Will Colorado Republicans nominate candidates who speak out about the real issues Colorado faces and who can not only strengthen the Republican base in El Paso, Douglas and Weld counties as well as rural Colorado but also in the suburbs of Arapahoe and Jefferson counties which have had a strong Democratic tendency over the past twenty years?

Colorado Republican State President Kristi Burton Brown asked former Republican U.S. Senators Hank Brown, Wayne Allard and Cory Gardner to speak at a recent dinner.
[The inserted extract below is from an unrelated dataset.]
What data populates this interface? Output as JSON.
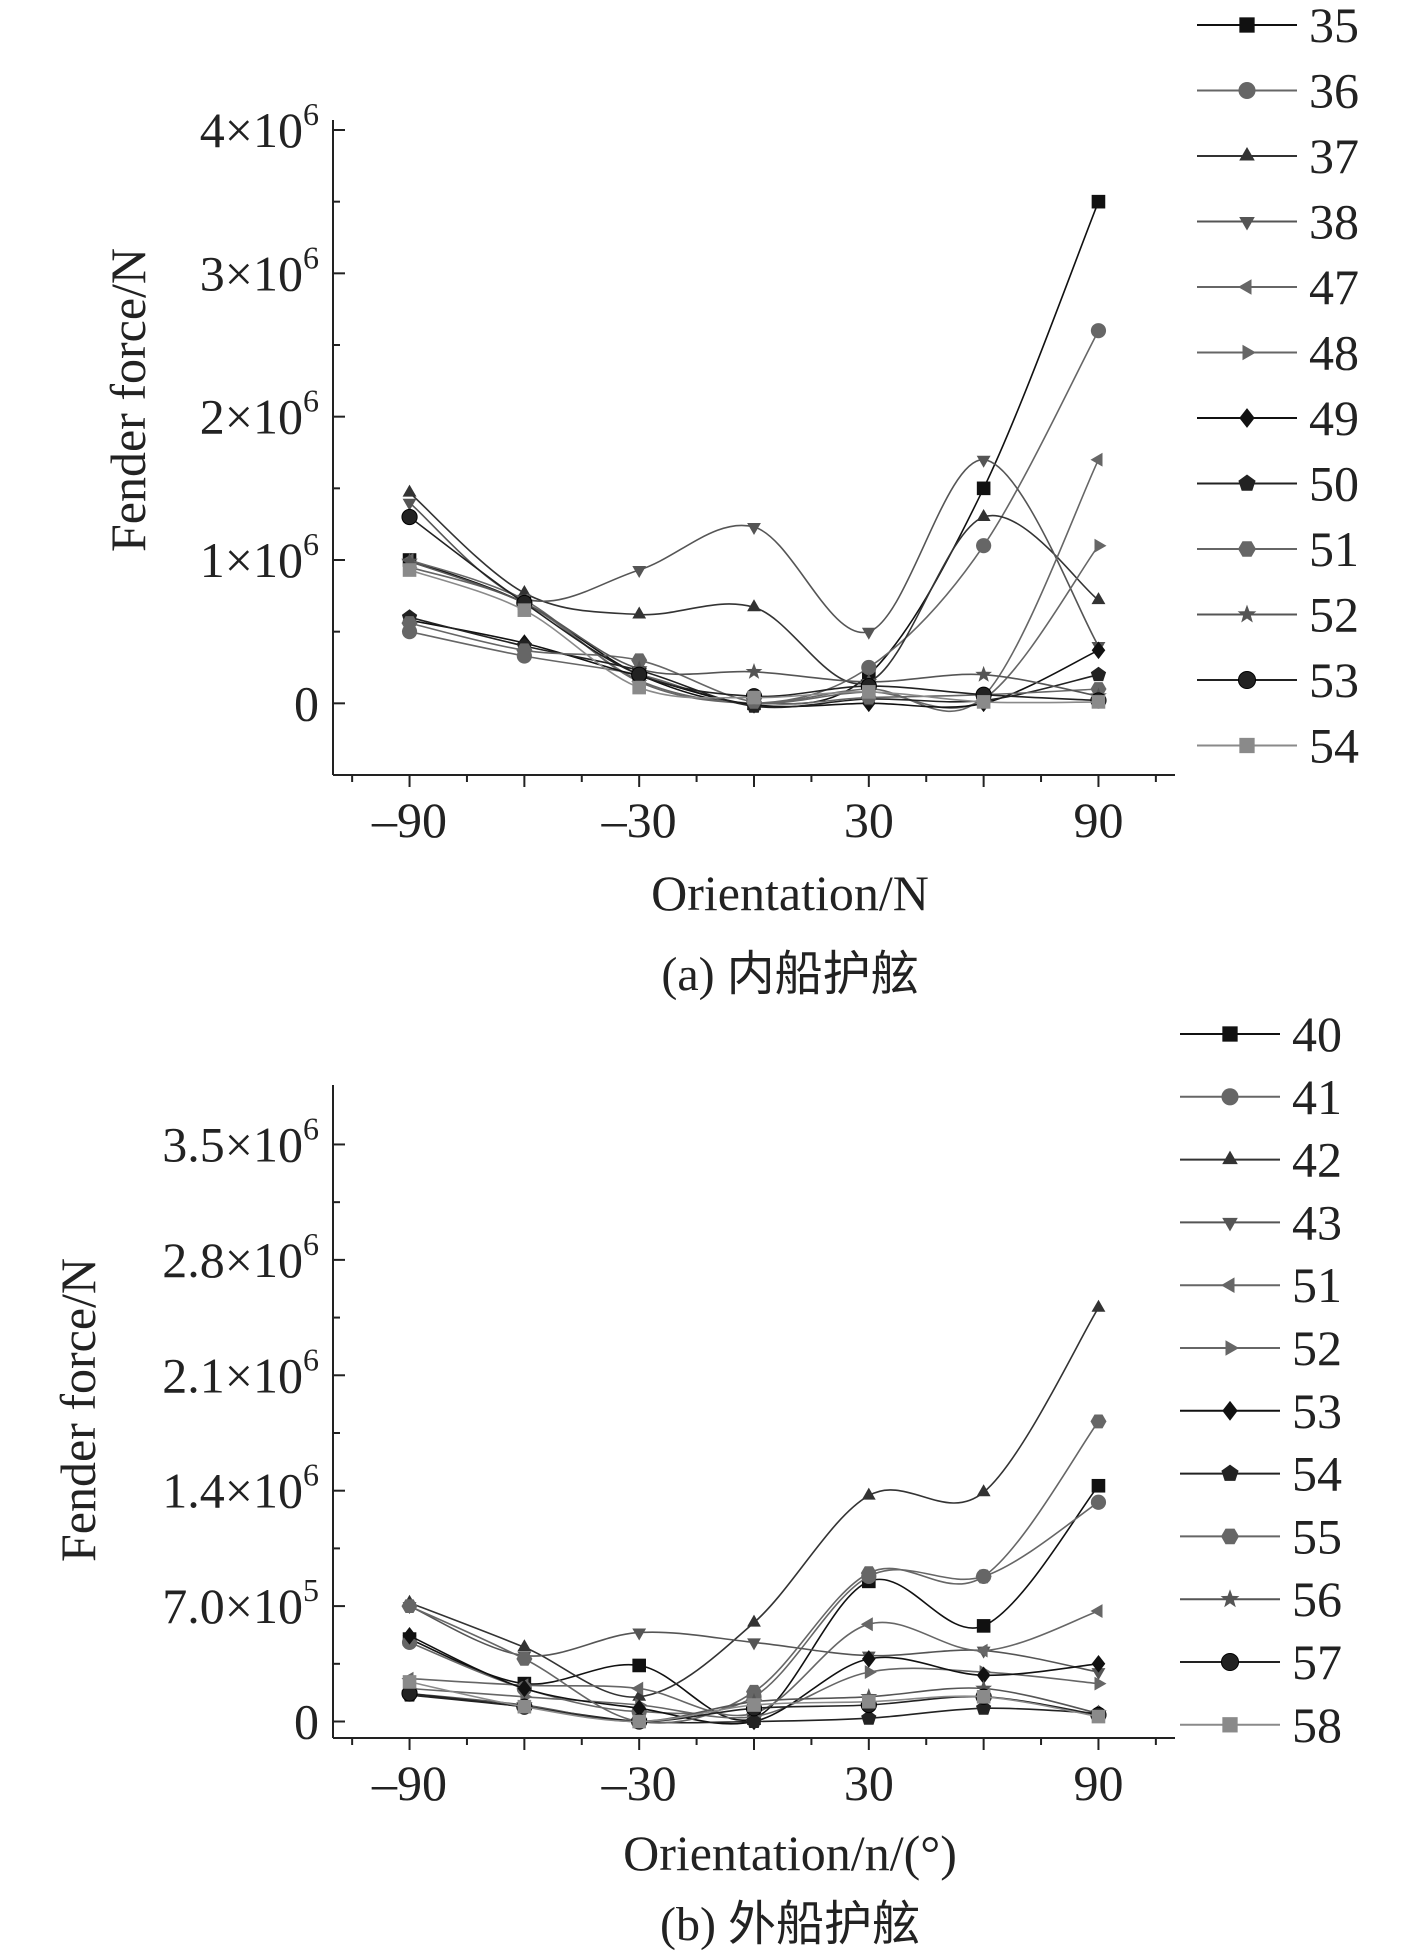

In a conversation moderated by President Brown, it became very clear why they won a tough election when so many other Republicans, both “tea party” and “establishment,” failed in the past 20 years. last years.

Brown, Allard and Gardner waged long-standing, traditional Conservative campaigns that drew in unaffiliated swing voters rather than repelled them. They aggressively defined the contrasts with their Democratic opponents while offering positive agendas for the future. Gardner was swept aside in the 2020 anti-Trump election.

Many would argue that Colorado’s massive growth has definitely changed Colorado’s political landscape as a deep blue Democrat. Indeed, unaffiliated voters now make up 43% of the electorate and they certainly voted against Trump and the Republicans in 2018 and 2020.

But immediately after the election, Dr. Larry Sabato of the Center for Politics at the University of Virginia moved the US Senate race to Colorado with incumbent Democratic Senator Michael Bennet from “Safe Democratic” to “Lean Democratic” because of similarities of suburban electorates in Virginia and Colorado.

Jessica Taylor of the non-partisan Cook Political Report said “suburban voters are back in the game” after Virginia’s results.

Whatever opportunities present themselves to Republicans in Colorado in 2022, they will disappear if conspiracy theorists, not candidates like Virginia governor-elect Glenn Youngkin, are appointed.

Dick Wadhams is a Republican political consultant and former Republican State President of Colorado who led the campaigns of Senators Hank Brown and Wayne Allard with Governor Bill Owens.